All of this has created an opportunity for the anti-DEI crowd to lay these challenges at the feet of equity-based work.

It’s a very confusing time if you’re a school system leader: You must act within your local context to protect a vital public institution. But even if you have to call the work something different, I urge district leaders not to abandon the architecture of equity that has already been built. After all, the equity-based practices that so many of us have learned and implemented are simply good instruction.

All educators can and must continue the daily work of driving an equity agenda. Doing so entails a few core practices that can and should be enacted every day, regardless of what they’re called:

  • Use real-time data to adjust instruction and intervene with students who are falling behind.
  • Make sure every student knows they’re loved, valued, respected, and seen in every school, every day.
  • Assign the best educators to work with the most vulnerable students.
  • Organize the daily schedule to ensure there’s uninterrupted time for both core instruction and interventions.
  • Guarantee a high-quality, standards-based curriculum for every child, with open access to high-level courses.
  • Allocate additional resources to schools that have the highest concentrations of students struggling academically.
  • Review discipline data to determine if there’s disproportionality among different demographic groups.
  • Engage with community members and families to leverage their strengths and understand their needs.
  • Provide mental health and social-emotional support to students.
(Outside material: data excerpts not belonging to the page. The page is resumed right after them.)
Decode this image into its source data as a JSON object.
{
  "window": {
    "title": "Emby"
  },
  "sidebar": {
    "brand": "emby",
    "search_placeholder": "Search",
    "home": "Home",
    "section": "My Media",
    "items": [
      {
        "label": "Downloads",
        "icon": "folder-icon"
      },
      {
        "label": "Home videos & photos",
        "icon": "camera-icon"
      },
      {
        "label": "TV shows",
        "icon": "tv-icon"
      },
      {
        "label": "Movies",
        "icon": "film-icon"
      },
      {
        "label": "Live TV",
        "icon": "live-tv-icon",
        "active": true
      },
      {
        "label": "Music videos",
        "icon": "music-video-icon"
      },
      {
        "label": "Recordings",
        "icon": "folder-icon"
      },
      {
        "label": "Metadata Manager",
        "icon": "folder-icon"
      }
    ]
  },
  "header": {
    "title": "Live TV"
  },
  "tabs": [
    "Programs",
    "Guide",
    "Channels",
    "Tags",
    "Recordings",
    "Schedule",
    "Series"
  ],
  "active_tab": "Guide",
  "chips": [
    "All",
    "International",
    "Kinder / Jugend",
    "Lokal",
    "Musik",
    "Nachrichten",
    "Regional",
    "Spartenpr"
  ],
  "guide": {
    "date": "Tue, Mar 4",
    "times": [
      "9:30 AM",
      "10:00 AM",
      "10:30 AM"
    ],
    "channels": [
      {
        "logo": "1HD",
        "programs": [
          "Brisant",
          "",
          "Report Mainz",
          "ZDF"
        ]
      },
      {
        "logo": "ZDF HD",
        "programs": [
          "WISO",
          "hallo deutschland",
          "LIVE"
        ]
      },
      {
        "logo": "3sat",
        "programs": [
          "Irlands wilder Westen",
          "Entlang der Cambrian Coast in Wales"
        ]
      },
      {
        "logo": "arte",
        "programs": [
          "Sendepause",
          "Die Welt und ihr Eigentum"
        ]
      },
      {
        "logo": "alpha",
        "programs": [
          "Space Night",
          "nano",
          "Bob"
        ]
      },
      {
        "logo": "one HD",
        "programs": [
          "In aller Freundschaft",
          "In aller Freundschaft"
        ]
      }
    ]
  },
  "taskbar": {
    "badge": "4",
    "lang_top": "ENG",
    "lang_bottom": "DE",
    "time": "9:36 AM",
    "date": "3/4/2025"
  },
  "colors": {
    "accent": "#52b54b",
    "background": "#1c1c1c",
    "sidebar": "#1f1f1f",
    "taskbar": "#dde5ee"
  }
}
I could go on, but you get the point. Call it what you will, but the daily work of improving student learning and achievement must not stop.

As a former schools superintendent who publicly drove explicit equity-based transformation efforts, I am infuriated over what is currently being said and done at the highest levels of our government to diminish work that has taken years to take root. And I’m disappointed and disheartened by corporate and higher education leaders who were quick to dismiss any hint of a DEI stance.

I wish state and national organizations were being more vocal in their support of equity-based work. But I’m not surprised. I’ve seen a lot of leaders still caught in the tractor beam of the status quo even as they paid lip service to equity. And I’ve seen bold leaders pay the price when they try to push too much too far.

In graduate education schools and leadership-development courses, we learned the lessons of Sun Tzu, including avoiding picking fights you can’t win. I admire superintendents who publicly stand against the forces that are trying to destroy public education and I’m grateful for all those beacons of courage who are publicly protecting their students from immigration agents, pledging to maintain culturally relevant curriculum, and refusing to strike equity policies from their books.

But superintendents are appointed politicians, not elected ones. If your community supports explicit equity work, wonderful. But if not, there’s a real risk that standing up against the vocal anti-DEI crowd could mean winning the battle but losing the war. Still, that doesn’t have to mean equity-based work needs to stop, even in DEI-unfriendly districts.

This work must continue, even if some equity-minded leaders’ outward stance has to change. Your core values of ensuring that those who need the most support get it shouldn’t be compromised. You may need to call the rose by another name, but there’s no excuse not to continue equity-based work.